If things seemed at random, i would think somethings weird. That would cause me to question globe theory. If anyone had developed a model for the flat earth that could explain seasons and eclipses and star rotation below the equator, Id love to hear it.
This isn’t a topic that I’ve delved into in a long while. I’ve seen plausible explanations for the above examples but hell if I remember what they are. What got me really thinking was seeing things that physically and scientifically should be impossible on a globe. Just going from memory here (and I don’t remember the numbers in miles or the math that dictates how much distance visibility is lost to the curve, sorry)…With powerful enough magnification, boats are visible many miles from shore, long past the point of disappearing behind the curve. Placing lasers and boards on opposite sides of a large Lake many miles apart (I’m thinking it was something like 30-50 miles apart - a very large distance at any), and hitting the targets precisely (lasers don’t follow curves). So there’s a couple easy experiments you can do yourself to test the theory. Other examples were using powerful magnification to seeing cities and mountain ranges hundreds of miles away. Not possible on a globe. I’m sure the video posted in the OP goes into much greater depth and detail.
Is this satire or are accounts devolving to handshakes
Exactly. And sorry, but it is physically impossible for a laser pointer to hit its target 100 miles away on a globe. Given that my only sources of confirmation that the earth is a globe are pictures from NASA, and that those pictures are WILDLY inconsistent one to the next (continent sizes vary greatly), and the fact NASA has even told us outright they are all composite photos, and given their long history of lies and fakery, and given that we now KNOW the depth of the lies we are fed about just about every topic imaginable is seemingly bottomless….I think it is literal insanity at this point to not at least question what this place actually IS that we are living on. Is it a pancake? A plate? An infinite or unimaginably massive plane? I can’t say because I can’t know. Is it a ball? Nah. I REALLY don’t believe it is.
Do you find it interesting that you can predict the rise and set of the sun and moon? Or that you can predict a solar or lunar eclipse?
If things seemed at random, i would think somethings weird. That would cause me to question globe theory. If anyone had developed a model for the flat earth that could explain seasons and eclipses and star rotation below the equator, Id love to hear it.
Any experiments I could do to support flat earth?

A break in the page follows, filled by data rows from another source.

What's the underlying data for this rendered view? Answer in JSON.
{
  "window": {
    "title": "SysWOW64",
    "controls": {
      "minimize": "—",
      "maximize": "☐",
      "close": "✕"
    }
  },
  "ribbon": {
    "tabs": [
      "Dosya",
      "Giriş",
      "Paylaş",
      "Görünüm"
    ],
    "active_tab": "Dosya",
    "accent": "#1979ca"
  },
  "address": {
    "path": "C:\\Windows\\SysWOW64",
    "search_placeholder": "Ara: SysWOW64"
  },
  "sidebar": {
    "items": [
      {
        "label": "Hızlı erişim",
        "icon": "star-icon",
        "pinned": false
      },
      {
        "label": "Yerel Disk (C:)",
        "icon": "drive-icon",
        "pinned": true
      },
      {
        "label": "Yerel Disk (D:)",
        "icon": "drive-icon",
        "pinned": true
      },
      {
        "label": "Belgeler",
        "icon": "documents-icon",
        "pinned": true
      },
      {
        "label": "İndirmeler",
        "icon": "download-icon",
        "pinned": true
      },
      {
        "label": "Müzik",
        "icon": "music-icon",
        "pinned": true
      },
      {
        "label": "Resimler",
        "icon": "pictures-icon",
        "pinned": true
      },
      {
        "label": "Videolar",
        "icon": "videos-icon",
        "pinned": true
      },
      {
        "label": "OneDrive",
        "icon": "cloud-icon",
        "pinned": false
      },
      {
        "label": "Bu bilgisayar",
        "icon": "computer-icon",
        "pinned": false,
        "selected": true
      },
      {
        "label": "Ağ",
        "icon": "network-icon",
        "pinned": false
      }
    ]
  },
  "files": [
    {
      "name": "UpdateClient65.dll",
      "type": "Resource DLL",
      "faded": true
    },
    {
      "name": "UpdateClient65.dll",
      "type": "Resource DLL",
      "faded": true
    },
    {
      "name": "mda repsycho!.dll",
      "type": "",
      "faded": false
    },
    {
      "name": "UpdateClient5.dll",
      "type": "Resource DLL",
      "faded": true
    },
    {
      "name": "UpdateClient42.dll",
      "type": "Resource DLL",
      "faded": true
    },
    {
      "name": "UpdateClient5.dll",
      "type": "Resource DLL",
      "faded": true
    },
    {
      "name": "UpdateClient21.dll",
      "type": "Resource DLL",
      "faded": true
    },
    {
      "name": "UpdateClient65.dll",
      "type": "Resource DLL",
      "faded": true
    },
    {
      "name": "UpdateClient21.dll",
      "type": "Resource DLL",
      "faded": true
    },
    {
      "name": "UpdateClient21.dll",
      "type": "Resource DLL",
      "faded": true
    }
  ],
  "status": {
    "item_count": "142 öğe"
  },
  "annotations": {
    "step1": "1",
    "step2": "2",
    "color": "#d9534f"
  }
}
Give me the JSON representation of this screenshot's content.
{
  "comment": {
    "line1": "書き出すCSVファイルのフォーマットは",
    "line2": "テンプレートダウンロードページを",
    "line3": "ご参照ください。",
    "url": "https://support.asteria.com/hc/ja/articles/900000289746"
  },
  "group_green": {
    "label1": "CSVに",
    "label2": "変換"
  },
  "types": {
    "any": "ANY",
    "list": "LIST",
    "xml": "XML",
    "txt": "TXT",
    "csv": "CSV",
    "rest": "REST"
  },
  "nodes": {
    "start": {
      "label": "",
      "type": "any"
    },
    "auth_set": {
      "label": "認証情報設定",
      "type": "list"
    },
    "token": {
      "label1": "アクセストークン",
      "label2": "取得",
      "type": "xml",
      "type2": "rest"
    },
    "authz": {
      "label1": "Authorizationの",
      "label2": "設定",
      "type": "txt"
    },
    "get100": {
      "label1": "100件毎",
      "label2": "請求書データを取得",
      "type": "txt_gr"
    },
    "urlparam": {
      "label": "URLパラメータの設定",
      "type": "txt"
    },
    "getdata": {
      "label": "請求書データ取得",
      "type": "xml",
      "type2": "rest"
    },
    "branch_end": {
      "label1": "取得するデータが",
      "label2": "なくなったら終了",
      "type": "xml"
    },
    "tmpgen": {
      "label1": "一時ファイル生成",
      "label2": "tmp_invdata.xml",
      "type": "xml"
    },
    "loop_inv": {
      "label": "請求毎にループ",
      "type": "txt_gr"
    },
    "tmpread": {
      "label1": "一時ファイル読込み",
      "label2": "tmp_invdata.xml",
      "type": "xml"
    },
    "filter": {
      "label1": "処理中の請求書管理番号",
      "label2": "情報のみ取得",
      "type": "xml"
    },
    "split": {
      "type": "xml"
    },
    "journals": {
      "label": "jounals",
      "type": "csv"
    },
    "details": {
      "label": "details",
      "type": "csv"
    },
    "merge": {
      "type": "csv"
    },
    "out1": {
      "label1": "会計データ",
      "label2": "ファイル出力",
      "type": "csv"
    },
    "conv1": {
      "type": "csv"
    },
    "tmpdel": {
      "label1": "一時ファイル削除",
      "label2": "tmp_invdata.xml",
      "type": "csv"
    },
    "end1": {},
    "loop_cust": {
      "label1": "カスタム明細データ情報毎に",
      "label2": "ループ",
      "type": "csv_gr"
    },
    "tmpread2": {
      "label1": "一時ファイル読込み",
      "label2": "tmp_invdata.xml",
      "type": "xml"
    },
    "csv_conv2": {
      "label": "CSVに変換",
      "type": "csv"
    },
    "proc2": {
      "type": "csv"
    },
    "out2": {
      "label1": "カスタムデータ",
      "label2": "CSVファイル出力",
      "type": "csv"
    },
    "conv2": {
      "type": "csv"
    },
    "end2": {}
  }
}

This isn’t a topic that I’ve delved into in a long while. I’ve seen plausible explanations for the above examples but hell if I remember what they are. What got me really thinking was seeing things that physically and scientifically should be impossible on a globe. Just going from memory here (and I don’t remember the numbers in miles or the math that dictates how much distance visibility is lost to the curve, sorry)…With powerful enough magnification, boats are visible many miles from shore, long past the point of disappearing behind the curve. Placing lasers and boards on opposite sides of a large Lake many miles apart (I’m thinking it was something like 30-50 miles apart - a very large distance at any), and hitting the targets precisely (lasers don’t follow curves). So there’s a couple easy experiments you can do yourself to test the theory. Other examples were using powerful magnification to seeing cities and mountain ranges hundreds of miles away. Not possible on a globe. I’m sure the video posted in the OP goes into much greater depth and detail.